Nancy Price has been associated with the Alliance for Democracy (AfD) since the founding convention in 1996 and serves as Co-Chair and Western Coordinator of the Defending Water for Life Campaign. Since Seattle in 1999, AfD has worked to end global corporate rule by free trade agreement. She currently manages AfD’s current TPP-Free Zone campaign, and helped launch AfD’s Tapestry of the Commons Project. She writes for Justice Rising: Grassroots Solutions to Corporate Rule, AfD’s magazine, and the Women’s International League for Peace and Freedom‘s (WILPF) Peace & Freedom magazine. She is a member of WILPF’s Earth Democracy Campaign Leadership Team focused on Climate Justice+Women+Peace and the Human Right to Health & Safe Food. She was a founding member of Move To Amend and is a board member of the National Election Integrity Coalition and the Liberty Tree Foundation.

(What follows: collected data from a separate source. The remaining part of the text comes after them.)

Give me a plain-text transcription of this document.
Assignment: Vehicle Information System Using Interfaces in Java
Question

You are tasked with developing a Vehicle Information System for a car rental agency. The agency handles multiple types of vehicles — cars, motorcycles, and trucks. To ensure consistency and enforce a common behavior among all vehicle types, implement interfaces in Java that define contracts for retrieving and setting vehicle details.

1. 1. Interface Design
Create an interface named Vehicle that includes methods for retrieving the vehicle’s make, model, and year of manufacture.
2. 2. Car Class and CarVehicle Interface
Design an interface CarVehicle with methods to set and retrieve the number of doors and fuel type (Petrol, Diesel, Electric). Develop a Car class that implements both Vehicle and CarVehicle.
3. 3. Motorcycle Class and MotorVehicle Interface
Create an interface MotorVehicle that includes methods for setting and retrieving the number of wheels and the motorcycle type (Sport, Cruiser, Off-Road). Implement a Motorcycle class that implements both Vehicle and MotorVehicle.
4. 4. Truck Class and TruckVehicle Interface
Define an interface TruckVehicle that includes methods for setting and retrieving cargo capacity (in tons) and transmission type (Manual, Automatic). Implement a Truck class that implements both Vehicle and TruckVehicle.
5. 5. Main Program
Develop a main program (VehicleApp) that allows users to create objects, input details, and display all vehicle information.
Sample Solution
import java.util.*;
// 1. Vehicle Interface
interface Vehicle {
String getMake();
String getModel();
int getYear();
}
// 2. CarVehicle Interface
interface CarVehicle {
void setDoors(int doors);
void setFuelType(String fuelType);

As a graduate student in Chinese art history and Ancient Near Eastern archaeology, she studied the production and political function of artifacts and the rise of early states and empires. Since 1973, Nancy has lived in Davis, CA where she and local activists have labored to create a livable, sustainable community.

Arthur Stamoulis serves as Executive Director of the Citizens Trade Campaign (CTC), a national coalition of labor, environmental, family farm, consumer and human rights organizations working together for trade policies that promote a just and sustainable global economy. The CTC was the first to publish leaked text of several of the Trans-Pacific Partnership (TPP) chapters, and organized protests and other civil society responses at each of the TPP negotiating rounds that took place in the United States. He is currently coordinating national campaigns around the TPP and the potential for a post-election “lame duck” vote on the controversial trade pact. Prior to joining Citizens Trade Campaign, Arthur directed the Oregon Fair Trade Campaign. He has also served as director of government affairs for Clean Air Council, an editor at Common Courage Press, and economics editor for Clamor Magazine.

Anthony Torres is the Associate Campaign Representative with the Sierra Club’s Responsible Trade Office. He is a systems-level thinker, political ecologist, and climate activist whose work focuses on the creation of new collective stories to challenge dominant narratives of extraction, exploitation, and extinction. For the past several years, he’s been involved with projects aimed at creating new intersectional discourses between social, political, and environmental issues and leading direct political action against fossil fuels in the United States, in North India, and in the Ecuadorian Amazon. He believes that transformational movement-building will be the most important task for climate justice warriors and is dedicated to collaboration with frontline communities and like-minded organizations on building the vision for a more just, equitable, and sustainable future.